Democratic US presidential candidate Bernie Sanders speaks during a campaign rally in Cloverdale, California, US June 3, 2016. [Photo/Agencies] |
WASHINGTON - As US mainstream media were about to call the race for Democratic presidential candidate Hillary Clinton on next Tuesday, Bernie Sanders, Clinton's rival in the nomination race, said otherwise.
"The media is in error when they lump superdelegates with pledged delegates," said Sanders at a press conference on Saturday in Los Angeles, California. "Hillary Clinton will not have the requisite number of pledged delegates to win the Democratic nomination at the end of the nominating process on June 14."

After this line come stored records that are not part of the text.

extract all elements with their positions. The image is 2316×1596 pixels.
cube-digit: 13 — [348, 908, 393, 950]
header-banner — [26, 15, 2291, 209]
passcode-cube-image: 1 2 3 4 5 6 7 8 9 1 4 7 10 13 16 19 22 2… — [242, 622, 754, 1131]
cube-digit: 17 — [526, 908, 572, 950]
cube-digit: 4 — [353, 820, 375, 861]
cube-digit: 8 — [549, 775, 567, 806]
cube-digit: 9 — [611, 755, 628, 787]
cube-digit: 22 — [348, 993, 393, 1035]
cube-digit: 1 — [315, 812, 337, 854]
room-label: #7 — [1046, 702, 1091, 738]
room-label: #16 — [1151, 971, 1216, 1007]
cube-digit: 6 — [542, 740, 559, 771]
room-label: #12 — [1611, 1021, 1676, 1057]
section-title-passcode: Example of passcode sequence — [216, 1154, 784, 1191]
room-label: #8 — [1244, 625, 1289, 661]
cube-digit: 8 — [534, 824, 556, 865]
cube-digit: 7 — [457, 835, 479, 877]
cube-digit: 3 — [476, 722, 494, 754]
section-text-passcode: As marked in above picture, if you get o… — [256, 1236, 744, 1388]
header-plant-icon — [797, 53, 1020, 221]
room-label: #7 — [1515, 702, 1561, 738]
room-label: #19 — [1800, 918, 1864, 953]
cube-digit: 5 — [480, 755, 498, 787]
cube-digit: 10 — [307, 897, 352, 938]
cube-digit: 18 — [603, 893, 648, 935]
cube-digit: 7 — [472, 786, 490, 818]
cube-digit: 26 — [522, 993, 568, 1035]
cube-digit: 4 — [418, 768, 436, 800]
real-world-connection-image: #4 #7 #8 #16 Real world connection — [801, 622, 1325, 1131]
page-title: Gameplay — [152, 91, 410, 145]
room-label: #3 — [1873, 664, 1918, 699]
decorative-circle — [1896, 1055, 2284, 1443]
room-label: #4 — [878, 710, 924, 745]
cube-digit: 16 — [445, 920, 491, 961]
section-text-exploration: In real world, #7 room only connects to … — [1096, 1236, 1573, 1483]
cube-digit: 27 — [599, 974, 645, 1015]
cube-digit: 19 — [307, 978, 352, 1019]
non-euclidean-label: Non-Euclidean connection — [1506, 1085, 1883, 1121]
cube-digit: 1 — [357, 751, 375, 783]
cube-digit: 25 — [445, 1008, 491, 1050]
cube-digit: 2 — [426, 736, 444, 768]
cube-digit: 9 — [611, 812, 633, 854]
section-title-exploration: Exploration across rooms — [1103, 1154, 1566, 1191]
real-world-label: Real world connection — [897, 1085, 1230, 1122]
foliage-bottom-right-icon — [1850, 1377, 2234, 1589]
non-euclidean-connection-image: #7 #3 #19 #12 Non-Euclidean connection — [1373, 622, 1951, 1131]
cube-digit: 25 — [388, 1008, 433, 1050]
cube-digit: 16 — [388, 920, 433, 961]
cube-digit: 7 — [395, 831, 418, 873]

Vowing to continue his fight for nomination beyond the primary season, Sanders predicted that the Democratic National Convention "will be a contested convention."
As of Saturday, Clinton led Sanders in pledged delegates count with 1,769 to 1,501, according to the latest New York Times tally.
To win the party nomination, any candidate needs 2,383 delegates in total.
While Clinton was widely viewed as unlikely to expand her pledged delegates over the threshold of 2,383 next Tuesday, when six of the remaining seven Democratic nomination races will be held, US cable news, such as CNN, had already predicted that she would clinch the nomination soon with the help of unpledged delegates, or superdelegates.
In an earlier TV program broadcasted in late May, MSNBC host Chris Matthews also revealed that major US TV networks were planning to call the Democratic primary for Clinton on June 7, hours before the close of polls in California.
"I'm told by the experts on numbers around here are NBC and elsewhere that come June... that at 8 o'clock that night, Eastern time, the networks will be prepared, including this one, to announce that Hillary Clinton had now gotten over the top, that she will have won the nomination in number, it's done," said Matthews then to Sanders' campaign manager Jeff Weaver.